Scott fell on his face. He carried Randy down with him. "Whoa, man, not at ALL bad for a first effort. I give it two thumbs up. Four and a half stars."

"Four and a half?"

"You lose points for the two times you slid out. Once wouldn't have mattered. Twice means you weren't paying attention to logistics." (stretch) "Mmmm. Okay, that was a good start."

"START?"

Scott rolled over and sat up. "Hell, yeah. You didn't think you were getting off THAT easy, did ya? I said we were going to my place, and we are, as soon as I can see straight again."

"Look, it may be awhile before I can come up with a sophomore effort." There was a sharp rap on the driver's side window, and Randy gave a small shriek, grabbing for his clothes. "Oh, shit! Slice 'n dice time! I knew it, I never should have lost my virginity!" *pause* "You know, if he makes it quick, it was worth it."

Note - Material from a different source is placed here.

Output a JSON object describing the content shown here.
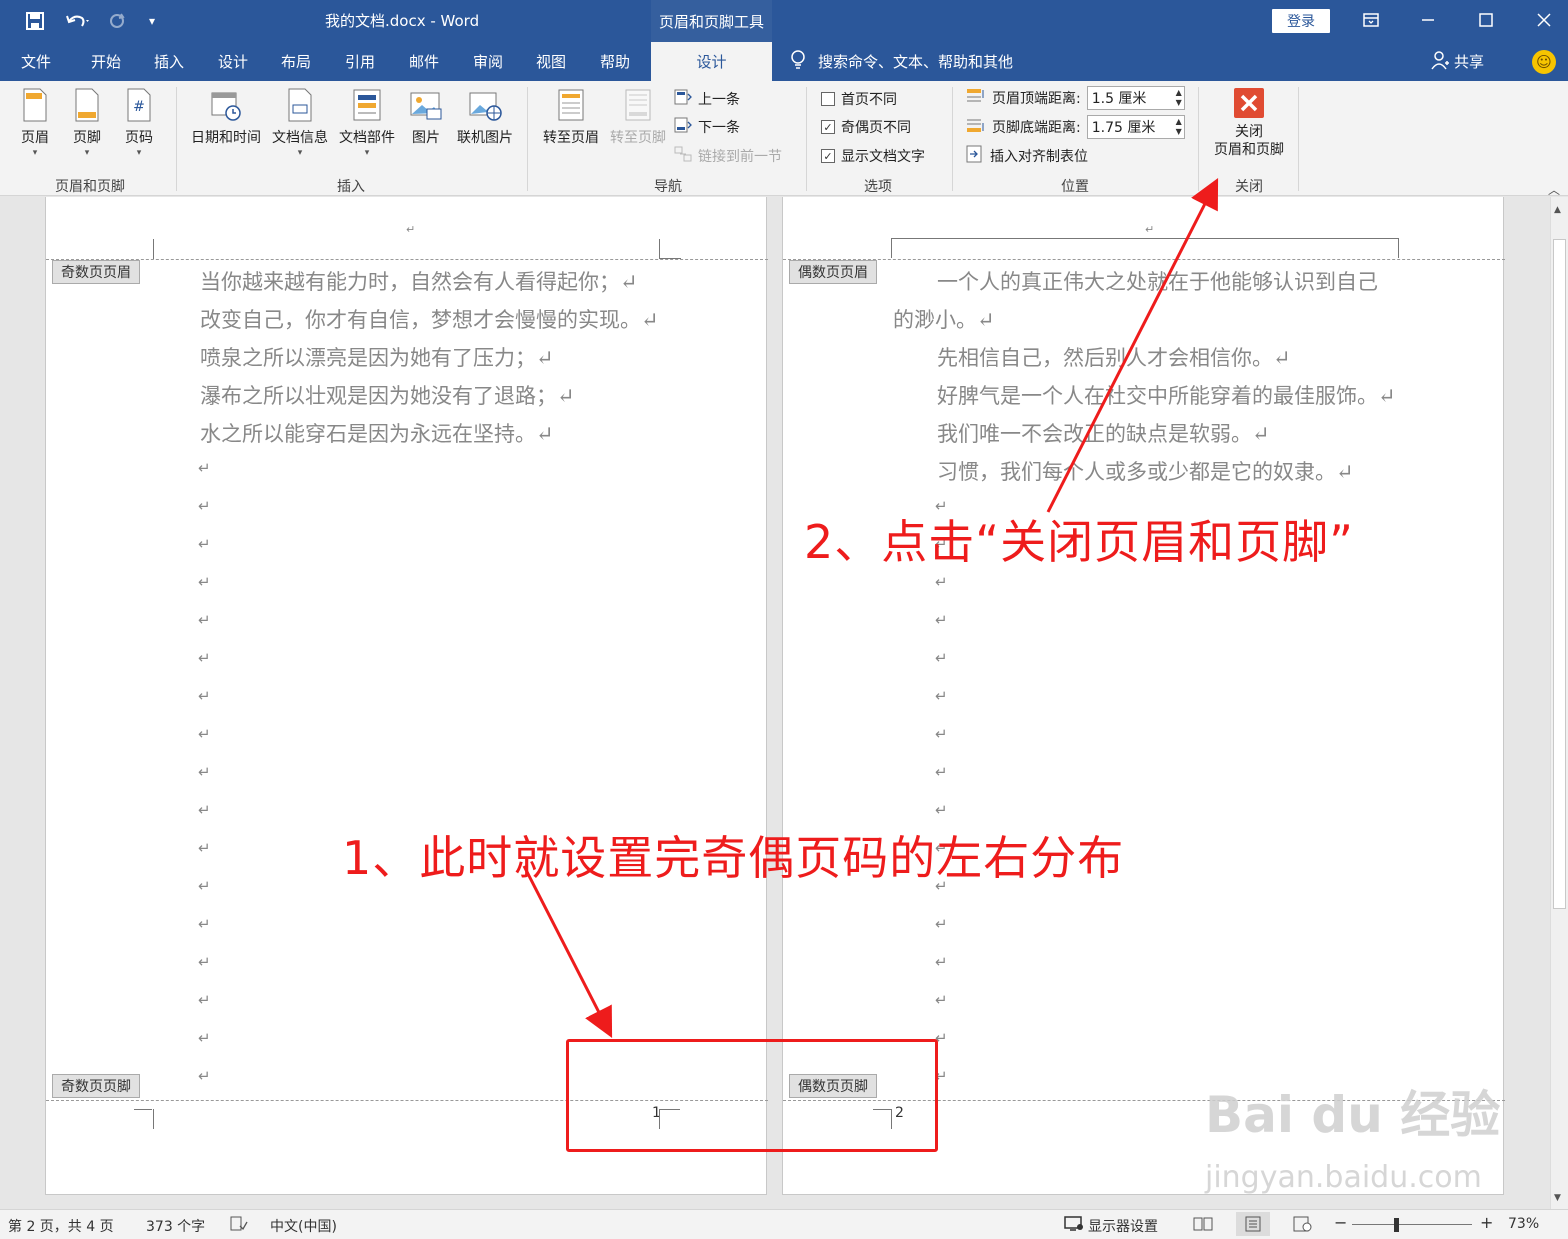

"Will you chill?" Scott rubbed some fog off the glass, and peered out. "He looks harmless." Scott
rolled down the window. "Hey. Whassup?"

Randy heard a familiar voice. "You okay in there? Are you stranded?"

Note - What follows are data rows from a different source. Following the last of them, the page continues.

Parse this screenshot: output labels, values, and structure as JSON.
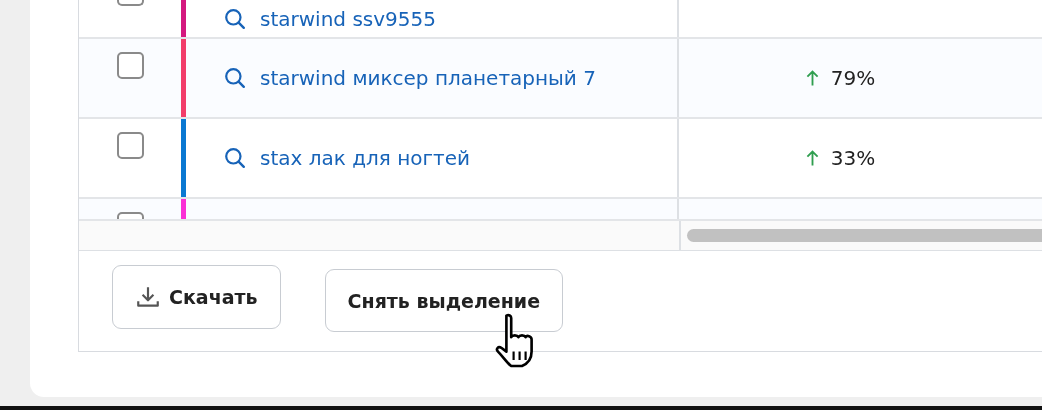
{
  "table": {
    "rows": [
      {
        "checked": false,
        "color": "#d4197f",
        "query": "starwind ssv9555"
      },
      {
        "checked": false,
        "color": "#f23d6a",
        "query": "starwind миксер планетарный 7",
        "change": "79%",
        "rising": true
      },
      {
        "checked": false,
        "color": "#0a78d2",
        "query": "stax лак для ногтей",
        "change": "33%",
        "rising": true
      },
      {
        "checked": false,
        "color": "#fb2fd6"
      }
    ]
  },
  "buttons": [
    {
      "kind": "download",
      "label": "Скачать"
    },
    {
      "kind": "plain",
      "label": "Снять выделение"
    }
  ]
}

"Not exactly, cutie." *giggle* "Though I WAS stuck there for a minute."

Randy peered past Scott. "Oh, shit. Dewey?"

Dewey leaned down and looked closer. "Hey Randy. I was kinda worried about you when I saw this thing parked here, and the store was closed." He looked at Scott again. "New friend?"

"Real new, real friendly," Scott agreed.

He blinked. "Uh... are you two boys... naked?"

"Say, how are things going with you and Gale Wethers?"

Dewey scowled. "Don't mention her to me! Women. I ought to just give them up."

Scott swung the door open, and scooted over, patting the seat seductively. "Why don't you come in out of the rain, and we'll discuss your options."